Following this first season of exploratory CT work which Danny allowed our University of California Cooperative Extension team to monitor at both the Hollister and Madera sites, he then geared up to expand the use of cover crop CT systems for not only additional tomato acreage in 2012, but also some of the rotation land that Morningstar farms to corn. He prepared a 16-row 30 inch strip-tiller that he used to strip-till into burned down cover crop ahead of corn planting with a John Deere no-till planter that he had equipped with precision monitors and GPS. He graciously held a field day for students in the class of Ken Heupel at California State University, Fresno in May of 2012 out at the Madera site and he very carefully and thoroughly walked students through the entire CT program that he has developed. This field day was a very generous effort on the part of Danny and because I was also there with him that day, I witnessed firsthand the tremendous impact he had on these students in terms of demonstrating to them just how innovation takes place and the attention to equipment detail that is required to succeed with successful conservation tillage alternatives. He also has very graciously provided on-site visits and observations to CASI tomato studies underway at the WSREC in Five Points, CA and has given staff at the field station guidance and advice regarding tomato transplanter equipment.
Earlier this spring, Danny also graciously took part in the video production CASI has now created on conservation tillage tomato production systems. He is prominently featured in this video and forthrightly shares with people who will watch this video the steps he and Morningstar have taken to make CT tomato production systems successful.
From the footage of Ramos in this video, it is clear just how committed to CT that he and Morningstar are but also just how successful any sort of production system change must be in order for them to accept and adopt it at a wider scale. Balancing the long-term benefits to the soil that may be accruing with CT over time with the immediate need to be profitable, efficient and able to produce high quality processed tomato products, is the production goal that Ramos and Morningstar seek to achieve.
In 2012, Danny also did something with CT that had previously never been contemplated and certainly not tried in California. He effectively ‘double cropped’ tomatoes and strip-tilled corn in the same field.

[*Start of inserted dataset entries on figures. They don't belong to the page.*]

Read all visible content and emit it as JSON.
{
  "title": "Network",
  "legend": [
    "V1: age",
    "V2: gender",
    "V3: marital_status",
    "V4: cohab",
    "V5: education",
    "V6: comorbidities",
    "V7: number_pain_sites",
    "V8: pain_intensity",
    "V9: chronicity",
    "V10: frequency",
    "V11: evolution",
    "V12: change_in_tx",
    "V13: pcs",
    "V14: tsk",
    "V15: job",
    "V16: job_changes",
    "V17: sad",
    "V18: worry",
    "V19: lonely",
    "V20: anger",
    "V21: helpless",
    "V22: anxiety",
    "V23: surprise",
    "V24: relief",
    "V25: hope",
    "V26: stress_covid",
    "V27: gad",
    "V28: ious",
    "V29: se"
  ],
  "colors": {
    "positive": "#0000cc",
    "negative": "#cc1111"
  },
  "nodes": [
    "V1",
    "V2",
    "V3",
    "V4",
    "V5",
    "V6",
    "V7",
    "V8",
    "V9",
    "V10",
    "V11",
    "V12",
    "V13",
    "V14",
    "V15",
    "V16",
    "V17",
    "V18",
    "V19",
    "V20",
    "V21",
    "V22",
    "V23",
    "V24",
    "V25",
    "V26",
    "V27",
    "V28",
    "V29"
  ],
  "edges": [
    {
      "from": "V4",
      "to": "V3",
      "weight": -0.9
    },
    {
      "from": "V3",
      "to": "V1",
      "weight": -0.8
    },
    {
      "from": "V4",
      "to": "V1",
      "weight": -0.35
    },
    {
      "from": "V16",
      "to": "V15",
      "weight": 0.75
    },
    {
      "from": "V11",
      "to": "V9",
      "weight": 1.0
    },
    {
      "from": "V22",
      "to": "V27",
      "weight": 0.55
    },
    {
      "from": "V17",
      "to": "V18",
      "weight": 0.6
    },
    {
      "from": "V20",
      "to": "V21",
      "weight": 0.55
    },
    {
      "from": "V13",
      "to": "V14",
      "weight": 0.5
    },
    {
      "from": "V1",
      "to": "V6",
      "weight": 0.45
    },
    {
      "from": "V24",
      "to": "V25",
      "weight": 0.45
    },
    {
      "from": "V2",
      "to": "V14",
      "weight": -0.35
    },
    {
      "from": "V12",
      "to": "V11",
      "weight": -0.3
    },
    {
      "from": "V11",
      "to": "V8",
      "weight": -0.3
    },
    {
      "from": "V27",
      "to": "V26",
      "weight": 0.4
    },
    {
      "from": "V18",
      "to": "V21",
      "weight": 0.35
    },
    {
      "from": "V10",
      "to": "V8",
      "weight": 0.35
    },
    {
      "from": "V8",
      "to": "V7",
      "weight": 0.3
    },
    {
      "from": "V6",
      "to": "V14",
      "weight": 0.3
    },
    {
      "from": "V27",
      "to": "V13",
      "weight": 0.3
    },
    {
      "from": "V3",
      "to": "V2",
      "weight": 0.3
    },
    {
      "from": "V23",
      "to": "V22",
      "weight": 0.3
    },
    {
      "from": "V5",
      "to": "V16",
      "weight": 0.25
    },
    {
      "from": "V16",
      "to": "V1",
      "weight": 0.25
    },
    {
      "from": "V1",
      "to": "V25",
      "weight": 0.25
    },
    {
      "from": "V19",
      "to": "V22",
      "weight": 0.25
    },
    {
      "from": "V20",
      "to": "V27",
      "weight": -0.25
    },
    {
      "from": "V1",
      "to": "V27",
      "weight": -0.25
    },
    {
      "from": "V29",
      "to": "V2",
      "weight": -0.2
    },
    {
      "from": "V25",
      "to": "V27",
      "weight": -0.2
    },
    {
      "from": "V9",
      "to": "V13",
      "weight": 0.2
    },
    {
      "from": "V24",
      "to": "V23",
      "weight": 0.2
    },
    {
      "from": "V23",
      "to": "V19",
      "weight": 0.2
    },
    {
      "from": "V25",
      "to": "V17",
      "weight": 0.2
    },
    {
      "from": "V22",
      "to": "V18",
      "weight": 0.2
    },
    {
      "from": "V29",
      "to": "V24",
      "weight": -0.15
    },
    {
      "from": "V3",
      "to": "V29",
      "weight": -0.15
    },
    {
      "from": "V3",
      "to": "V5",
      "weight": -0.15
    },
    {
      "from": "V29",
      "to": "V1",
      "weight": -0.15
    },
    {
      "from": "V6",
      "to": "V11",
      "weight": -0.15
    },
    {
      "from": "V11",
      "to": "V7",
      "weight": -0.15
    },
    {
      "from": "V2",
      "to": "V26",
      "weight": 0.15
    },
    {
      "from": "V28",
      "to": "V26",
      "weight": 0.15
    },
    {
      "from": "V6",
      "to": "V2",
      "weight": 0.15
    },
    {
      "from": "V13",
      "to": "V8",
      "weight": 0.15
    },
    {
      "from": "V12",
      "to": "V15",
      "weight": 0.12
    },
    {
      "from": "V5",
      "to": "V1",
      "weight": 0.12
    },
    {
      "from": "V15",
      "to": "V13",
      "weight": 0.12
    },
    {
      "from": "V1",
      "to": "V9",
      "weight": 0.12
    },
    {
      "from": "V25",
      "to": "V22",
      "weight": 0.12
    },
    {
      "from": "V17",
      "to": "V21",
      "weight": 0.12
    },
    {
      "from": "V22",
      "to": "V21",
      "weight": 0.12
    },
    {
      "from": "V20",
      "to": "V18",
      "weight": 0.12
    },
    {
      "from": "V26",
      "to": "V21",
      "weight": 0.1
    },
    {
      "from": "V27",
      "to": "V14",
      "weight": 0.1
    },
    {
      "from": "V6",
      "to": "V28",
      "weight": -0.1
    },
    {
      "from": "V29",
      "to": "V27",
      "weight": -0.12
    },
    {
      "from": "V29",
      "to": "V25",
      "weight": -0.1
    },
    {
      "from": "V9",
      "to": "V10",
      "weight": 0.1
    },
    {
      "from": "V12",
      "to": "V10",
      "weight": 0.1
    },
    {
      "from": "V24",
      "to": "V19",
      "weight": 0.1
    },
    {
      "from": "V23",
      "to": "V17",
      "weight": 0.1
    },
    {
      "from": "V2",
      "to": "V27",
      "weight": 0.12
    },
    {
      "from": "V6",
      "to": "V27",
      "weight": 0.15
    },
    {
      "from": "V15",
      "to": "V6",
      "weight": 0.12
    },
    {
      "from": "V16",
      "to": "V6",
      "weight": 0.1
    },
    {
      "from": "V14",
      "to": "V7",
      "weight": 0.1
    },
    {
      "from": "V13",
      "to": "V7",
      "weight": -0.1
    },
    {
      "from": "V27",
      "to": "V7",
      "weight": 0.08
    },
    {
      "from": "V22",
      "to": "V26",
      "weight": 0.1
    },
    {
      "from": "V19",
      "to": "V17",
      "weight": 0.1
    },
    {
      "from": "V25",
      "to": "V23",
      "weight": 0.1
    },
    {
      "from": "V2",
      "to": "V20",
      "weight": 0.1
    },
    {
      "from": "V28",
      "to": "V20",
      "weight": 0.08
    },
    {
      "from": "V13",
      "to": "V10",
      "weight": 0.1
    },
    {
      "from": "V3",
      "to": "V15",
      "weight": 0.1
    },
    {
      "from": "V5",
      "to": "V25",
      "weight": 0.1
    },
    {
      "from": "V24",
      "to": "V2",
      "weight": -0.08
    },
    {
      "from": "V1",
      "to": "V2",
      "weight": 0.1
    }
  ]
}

Then, in 2013, he made a huge positive out of a near-failed wheat crop due to the drought and limited irrigation allocations to no-till plant and irrigate up cotton on the 60 inch beds he rotates tomatoes and wheat on in a field in South Dos Palos out on Nees Avenue near I-5. In doing this, he took considerable risk by doing something that has not been done on significant acreage in the San Joaquin Valley since our very first CT Farmer Innovator Awardee, Bob Prys, did it in a small 28-acre field in Riverdale. Danny’s stand is now up and following some rather anxious days during which he carefully watched the crop emerge, he has now declared that it has been successful and he also graciously hosted a public no-till field day event there on May 30 as part of our CASI educational offerings. When asked by a UC Davis student, Annie Bossange, why he is doing this no-till approach, Danny answered, ‘Because it is a challenge.’ It is this attitude of taking on quite hard CT challenges that has characterized Danny’s phenomenal accomplishments to date. He is abundantly qualified and deserving of our Workgroup’s 2013 CT Farmer Innovator Award and we very enthusiastically congratulate him for this high honor.
It is highly fitting that our Workgroup honor Danny Ramos as a 2013 CT Farmer Innovator.